Qu'est-ce que le NF DTU 60.11 et pourquoi vous concerne-t-il si vous n'êtes pas plombier ?
Le NF DTU 60.11 porte le titre de règles de calcul des installations de plomberie sanitaire et des installations d'évacuation des eaux pluviales. Il se décompose en trois parties dont il faut connaître le périmètre pour savoir de quoi on parle. La partie P1-1-1 traite l'alimentation, donc l'arrivée d'eau froide et d'eau chaude sanitaire. La partie P1-1-2 traite l'évacuation des eaux usées et des eaux vannes : c'est celle qui vous intéresse, puisque c'est elle qui régit le trajet de vos eaux de plonge.
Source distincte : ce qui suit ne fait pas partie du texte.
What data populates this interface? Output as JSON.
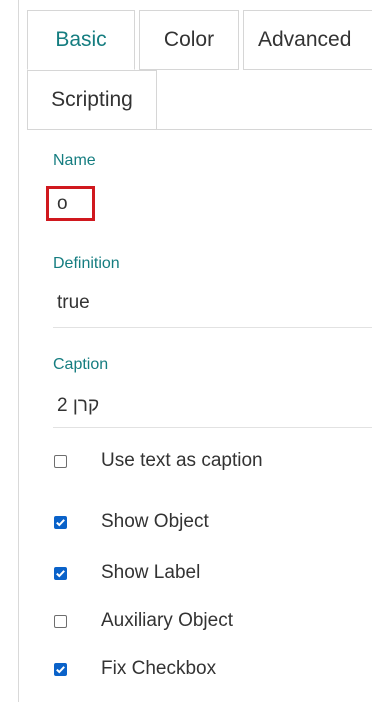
{
  "tabs": {
    "basic": "Basic",
    "color": "Color",
    "advanced": "Advanced",
    "scripting": "Scripting"
  },
  "fields": {
    "name_label": "Name",
    "name_value": "o",
    "definition_label": "Definition",
    "definition_value": "true",
    "caption_label": "Caption",
    "caption_value": "קרן 2"
  },
  "checkboxes": {
    "use_text_as_caption": {
      "label": "Use text as caption",
      "checked": false
    },
    "show_object": {
      "label": "Show Object",
      "checked": true
    },
    "show_label": {
      "label": "Show Label",
      "checked": true
    },
    "auxiliary_object": {
      "label": "Auxiliary Object",
      "checked": false
    },
    "fix_checkbox": {
      "label": "Fix Checkbox",
      "checked": true
    }
  },
  "colors": {
    "accent": "#157d80",
    "checkbox_on": "#0a62c9",
    "highlight_box": "#d0181e"
  },
  "icons": {
    "check": "check-icon"
  }
}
La partie P1-1-3 traite les eaux pluviales, qui suivent un réseau distinct et ne doivent jamais être mélangées aux eaux grasses.
Il faut être clair sur sa nature juridique, parce que la confusion est fréquente et coûte cher en discussion. Un DTU est un document technique unifié, publié comme norme, qui décrit les règles de l'art d'un corps d'état. Il ne crée aucune obligation administrative à votre charge. L'obligation d'installer un séparateur de graisse ne vient pas de là : elle vient du règlement sanitaire départemental, du règlement d'assainissement de votre collectivité et de l'autorisation de déversement prévue par l'article L.1331-10 du Code de la santé publique. Ce point est développé dans notre fiche le séparateur de graisse est-il obligatoire.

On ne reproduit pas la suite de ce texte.